The system aggregates data from various sources, including GPS signals, traffic cameras, weather reports, and historical call logs. This comprehensive data collection allows the machine learning algorithms to make informed decisions rapidly. The system evaluates factors such as the severity of the emergency, the time of day, current traffic conditions, and even weather impacts to dispatch the most suitable ambulance.

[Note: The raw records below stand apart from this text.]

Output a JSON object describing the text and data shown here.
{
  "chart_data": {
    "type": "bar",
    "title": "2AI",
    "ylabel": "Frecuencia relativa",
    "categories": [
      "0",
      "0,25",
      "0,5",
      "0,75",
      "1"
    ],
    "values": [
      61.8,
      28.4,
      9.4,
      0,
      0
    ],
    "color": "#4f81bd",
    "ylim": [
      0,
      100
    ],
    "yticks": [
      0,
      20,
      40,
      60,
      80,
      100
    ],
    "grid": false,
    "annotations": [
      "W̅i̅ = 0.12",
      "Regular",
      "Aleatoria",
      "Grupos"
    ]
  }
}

One of the key features of Jordan’s model is its predictive analytics capability. The system can predict peak times for emergencies in specific areas by analysing patterns and trends in emergency calls. This foresight enables emergency services to position ambulances strategically, reducing the time needed to reach patients.
The machine learning models are not static; they continually learn and adapt. As new data is fed into the system, it refines its predictions and recommendations. This ongoing learning process ensures that the models become increasingly accurate and effective. Jordan’s system also includes feedback loops, where the outcomes of dispatched ambulances are analysed to improve decision-making processes further.
Jordan’s journey into this research was fueled by personal experience. “I was unwell for several years and often required an ambulance,” he recalls. “Our trips to the Emergency Department were so frequent that the ambulance crew suggested my sister become a paramedic, given her ability to handle stress. Investing considerable time and effort into a widely ignored problem was an effective way I could give back, and if possible, make my sister’s job a little easier.”
Jordan’s work highlights the critical role of digital technology in enhancing emergency medical services. By harnessing the power of machine learning and data analytics, his models promise to revolutionise how ambulances are dispatched, ultimately improving patient outcomes and making the best use of resources in an era where every second counts. Jordan’s innovative approach could be the key to saving more lives.
After earning his PhD, Jordan will focus on bringing his findings to the commercial market. He aims to deliver an improved ambulance dispatch system to services like Wellington Free Ambulance.
Looking ahead, Jordan aims to integrate additional technologies, such as IoT devices and telematics, to enhance the system’s capabilities further. Connecting ambulances, hospitals, and traffic management systems can create a more cohesive and responsive emergency network. This interconnected approach would allow for real-time communication and coordination, optimising all parts of the emergency response chain. The ultimate goal is a global improvement in emergency response times, potentially saving millions of lives each year.
Jordan’s use of digital technology in emergency medical services represents a significant leap forward in healthcare innovation. His models, driven by machine learning and data analytics, offer a promising solution to improving ambulance response times. His project underscores the transformative potential of digital technology in healthcare. By refining and expanding his models, Jordan envisions a future where emergency services worldwide can respond faster and more effectively, saving countless lives. As the demand for emergency services continues to grow, innovations like Jordan’s are crucial in meeting this challenge and ensuring that help arrives when needed.